Thursday, 11 December 2008

Equality, containment and intersection among regular expressions via symbolic manipulation

Three standard regular expression operations

data RE a where
Phi :: RE a -- empty language
Empty :: RE a -- empty word
L :: a -> RE a -- single letter taken from alphabet a
Choice :: RE a -> RE a -> RE a -- r1 + r2
Seq :: RE a -> RE a -> RE a -- (r1,r2)
Star :: RE a -> RE a -- r*
deriving Eq

equality :: Eq a => RE a -> RE a -> Bool
intersect :: Eq a => RE a -> RE a -> RE a
contains :: Eq a => RE a -> RE a -> Bool

implemented via symbolic manipulation of regular expressions (no explicit finite automata construction) by adapting Antimirov's regular expression rewriting algorithm via partial derivatives.

The implementation is available via the Haskell platform hackage. Check out the regexpr-symbolic package.

The source code describes some of the technical details. You can also check out an earlier post which considers the specific case of intersection.

Saturday, 6 December 2008

Parallel Join Patterns with Guards and Propagation

A paper in the works for quite some time. You can download the latest version here.

Here's what the abstract says:
Join patterns are a powerful concurrency abstraction to coordinate multiple events. We propose an extension with guards and propagation and argue that both features are essential in many programming situations. We develop a parallel execution scheme which we have fully implemented as a library in Haskell. Our results provide new insights how to write parallel programs on multi-core architectures.
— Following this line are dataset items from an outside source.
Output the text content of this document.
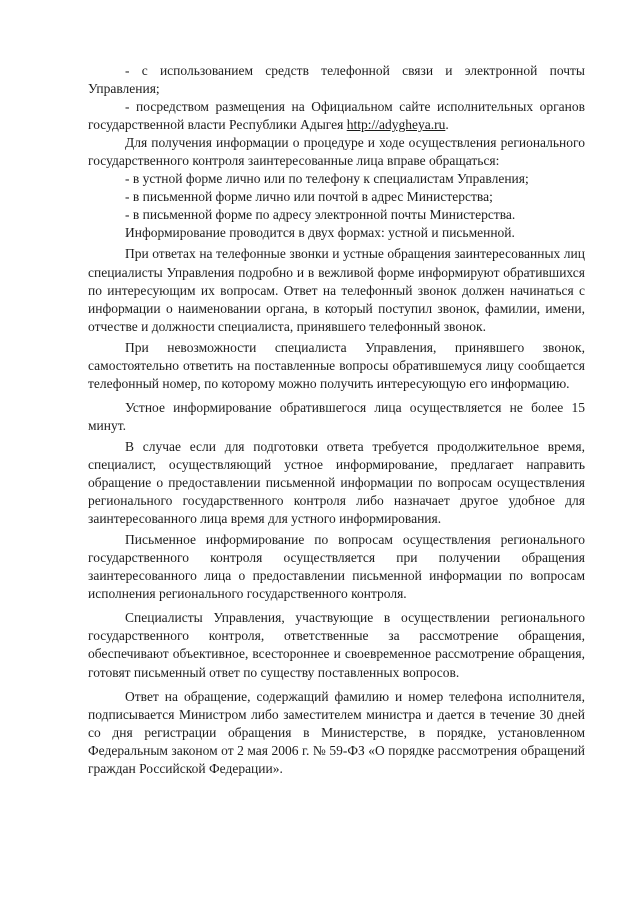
- с использованием средств телефонной связи и электронной почты Управления;

- посредством размещения на Официальном сайте исполнительных органов государственной власти Республики Адыгея http://adygheya.ru.

Для получения информации о процедуре и ходе осуществления регионального государственного контроля заинтересованные лица вправе обращаться:

- в устной форме лично или по телефону к специалистам Управления;

- в письменной форме лично или почтой в адрес Министерства;

- в письменной форме по адресу электронной почты Министерства.

Информирование проводится в двух формах: устной и письменной.

При ответах на телефонные звонки и устные обращения заинтересованных лиц специалисты Управления подробно и в вежливой форме информируют обратившихся по интересующим их вопросам. Ответ на телефонный звонок должен начинаться с информации о наименовании органа, в который поступил звонок, фамилии, имени, отчестве и должности специалиста, принявшего телефонный звонок.

При невозможности специалиста Управления, принявшего звонок, самостоятельно ответить на поставленные вопросы обратившемуся лицу сообщается телефонный номер, по которому можно получить интересующую его информацию.

Устное информирование обратившегося лица осуществляется не более 15 минут.

В случае если для подготовки ответа требуется продолжительное время, специалист, осуществляющий устное информирование, предлагает направить обращение о предоставлении письменной информации по вопросам осуществления регионального государственного контроля либо назначает другое удобное для заинтересованного лица время для устного информирования.

Письменное информирование по вопросам осуществления регионального государственного контроля осуществляется при получении обращения заинтересованного лица о предоставлении письменной информации по вопросам исполнения регионального государственного контроля.

Специалисты Управления, участвующие в осуществлении регионального государственного контроля, ответственные за рассмотрение обращения, обеспечивают объективное, всестороннее и своевременное рассмотрение обращения, готовят письменный ответ по существу поставленных вопросов.

Ответ на обращение, содержащий фамилию и номер телефона исполнителя, подписывается Министром либо заместителем министра и дается в течение 30 дней со дня регистрации обращения в Министерстве, в порядке, установленном Федеральным законом от 2 мая 2006 г. № 59-ФЗ «О порядке рассмотрения обращений граждан Российской Федерации».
Interested? You can get the implementation via the Haskell platform hackage. Download the join package which in turn relies on the multisetrewrite package. The multisetrewrite package provides the basic functionality to execute join patterns (with guards and propagation) in parallel. The join package adds synchronous and asynchronous arguments and join method calls. The user interface is still a bit clumsy to use but this will hopefully be improved over time.

Friday, 5 December 2008

Concurrent Goal-Based Execution of Constraint Handling Rules

We (my PhD student Edmund and me) have just submitted a paper with this title to Theory and Practice of Logic Programming. The paper complements our PPDP'08 paper on parallel Constraint Handling Rules execution. You can get the paper here.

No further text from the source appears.